Wednesday, November 12, 2008
A Brief Hallelujah and the problems continue
Of course I begin with Hallelujah for the election of Barack Obama. No matter what, it has to be better than the last eight years. We are all relieved and proud.
We all know that Obama cannot solve all the big problems overnight, but we hope, hope, hope, that he takes dramatic actions to change the course of several severe, forever problems, particularly Israel and Palestine. Please Obama take advantage of your mandate to really take action on a new way to think about that painful situation. Gaza is a nightmare as severe as Guantanamo right now. The West Bank is fragmented by Israeli settlements funded by our money. The State of Israel relies on millions of dollars in our aid. And in fact, there are many Israelis that completely oppose their government policies. The Palestinians deserve respect, apologies, and the possibility for the basic necessities of life, water, food, shelter, as well as freedom to lead a normal life. The Israelis are following a policy of systematically destroying those basic given necessities, destroying Olive Trees, orange trees, dividing land. As I sat and ate a quince grown on our tree in our garden, I thought of the destroyed orange groves in Palestine, bulldozed ruthlessly, for no "security" reason. As I eat olives, I think of the thousand year old olive trees being destroyed. The farmland divided by walls.
Barack, don't let the pressures on you obscure the facts.
The facts are that Gaza has an electric fence around it, Apache helicopters flying overhead all the time, gunboats patrol the shore, missiles fired at suspicious activity. This description comes from Hollow Land by Eyal Weizner, one of three books that have come to my attention courtesy of Adbusters 78
The Lords of the Land, The War for Israeli's Settlements in the Occupied Territories 1967 - 2007, by Idith Zertal and Akiva Bdar, Hollow Land: Israel's Architecture of the Occupation by Eyal Weizner, and Hold Everything Dear, Dispatches on Survival and Resistance by John Berger. Be sure to look at the slide show on their website. Obviously, the wall is another famous example of the architecture of occupation.
At the same time I am increasingly aware of the boldness of Palestinian artists in the Occupied territories and around the world in making Palestine visible, in resisting obliteration, in revisualizing the past, in creating history, in perpetuating Palestine. Cultural workers are playing a crucial role in the Palestinian resistance. I have just become aware of Project 6 plus and its collaborative exhibition with Palestinian artists called Secrets, and that is just one example.
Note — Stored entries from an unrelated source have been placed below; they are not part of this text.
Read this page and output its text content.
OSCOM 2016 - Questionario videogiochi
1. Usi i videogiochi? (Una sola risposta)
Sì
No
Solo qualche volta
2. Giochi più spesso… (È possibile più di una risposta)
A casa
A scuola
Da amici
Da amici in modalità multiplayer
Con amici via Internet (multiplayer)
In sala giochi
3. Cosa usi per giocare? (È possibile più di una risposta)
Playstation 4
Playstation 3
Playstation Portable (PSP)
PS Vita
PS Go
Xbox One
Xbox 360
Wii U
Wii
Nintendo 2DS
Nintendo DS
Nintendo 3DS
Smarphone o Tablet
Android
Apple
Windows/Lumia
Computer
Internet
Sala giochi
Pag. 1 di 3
And of course the awards going to Emily Jacir are cause for celebration. I hope she uses her exhibition at the Guggenheim as a pedestal for the Palestinian cause. Not to mention the money itself to support the cultural institutions in like Khalil Sakakini in Ramallah. That would be terrific. But Emily is simply the most prominent. There are many writers, poets, visual artists, dramatists, actors, dancers, singers, calligraphers, filmmakers, video artists, photographers, who are active in the cause. Of course the great poet Mahmoud Darwish was the best known, and his recent death is a great loss. But his words live on.